Date of Award

Spring 2024

Document Type

Dissertation

Degree Name

Doctor of Psychology (PsyD)

Department

Psychology

Committee Chairperson

Michael Gawrysiak, Ph.D

Committee Member

Sandra Kerr, Ph.D

Committee Member

Jodi McKibben, Ph.D

Committee Member

Kristen Breit, Ph.D

Abstract

Background: In 2020, 93,331 people died from drug overdoses (CDC, 2021), a 32% increase from the year prior and the largest figure recorded in a single year. Understanding the risk and resilience factors are crucial to taking steps towards slowing this trend. Robust research identifies trauma exposure as a risk factor for substance use. Emerging research suggests that dispositional mindfulness and reward probability as risk-resilience factors for substance use.

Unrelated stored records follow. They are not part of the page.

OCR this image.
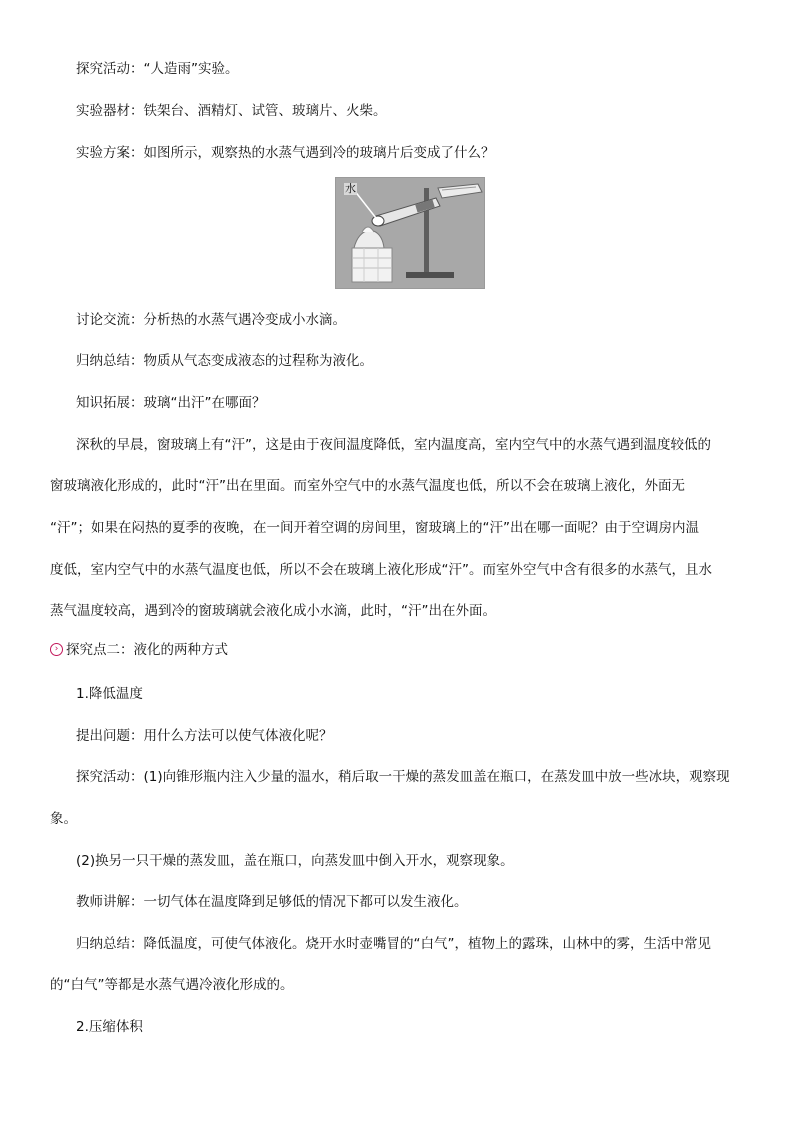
探究活动：“人造雨”实验。
实验器材：铁架台、酒精灯、试管、玻璃片、火柴。
实验方案：如图所示，观察热的水蒸气遇到冷的玻璃片后变成了什么？
水
讨论交流：分析热的水蒸气遇冷变成小水滴。
归纳总结：物质从气态变成液态的过程称为液化。
知识拓展：玻璃“出汗”在哪面？
深秋的早晨，窗玻璃上有“汗”，这是由于夜间温度降低，室内温度高，室内空气中的水蒸气遇到温度较低的
窗玻璃液化形成的，此时“汗”出在里面。而室外空气中的水蒸气温度也低，所以不会在玻璃上液化，外面无
“汗”；如果在闷热的夏季的夜晚，在一间开着空调的房间里，窗玻璃上的“汗”出在哪一面呢？由于空调房内温
度低，室内空气中的水蒸气温度也低，所以不会在玻璃上液化形成“汗”。而室外空气中含有很多的水蒸气，且水
蒸气温度较高，遇到冷的窗玻璃就会液化成小水滴，此时，“汗”出在外面。
› 探究点二：液化的两种方式
1.降低温度
提出问题：用什么方法可以使气体液化呢？
探究活动：(1)向锥形瓶内注入少量的温水，稍后取一干燥的蒸发皿盖在瓶口，在蒸发皿中放一些冰块，观察现
象。
(2)换另一只干燥的蒸发皿，盖在瓶口，向蒸发皿中倒入开水，观察现象。
教师讲解：一切气体在温度降到足够低的情况下都可以发生液化。
归纳总结：降低温度，可使气体液化。烧开水时壶嘴冒的“白气”，植物上的露珠，山林中的雾，生活中常见
的“白气”等都是水蒸气遇冷液化形成的。
2.压缩体积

The current study examines two of these potential factors: dispositional mindfulness and reward probability. Method: In a cross-sectional design, residents of a drug rehabilitation program who endorsed opioid use (n = 134) were administered the following self-report measures via Qualtrics by a trained research assistant: the Posttraumatic Stress Disorder Checklist for DSM-5 (PCL-5; Blevins et al., 2015), Opioid Craving Scale (OCS; McHugh et al., 2014), Cognitive Affective Mindfulness Scale – Revised (CAMS-R; Kumar, 2005; Kumar et al., 2005), and the Reward Probability Index (RPI; Carvalho et al., 2011). A Hayes PROCESS (Hayes, 2017) serial mediation model evaluated the hypotheses that Reward Probability and Dispositional Mindfulness would mediate the relationship between posttraumatic stress severity and drug craving, a proxy measure for substance use severity. Results: Reward Probability and Dispositional Mindfulness did not significantly mediate the relationship between posttraumatic stress severity and substance use severity. However, statistically significant were found between the variables that have clinical implications. Conclusions: The results of the current study support further exploration into the clinical utility of including behavioral activation into mindfulness-based treatments for substance use and trauma-based disorders.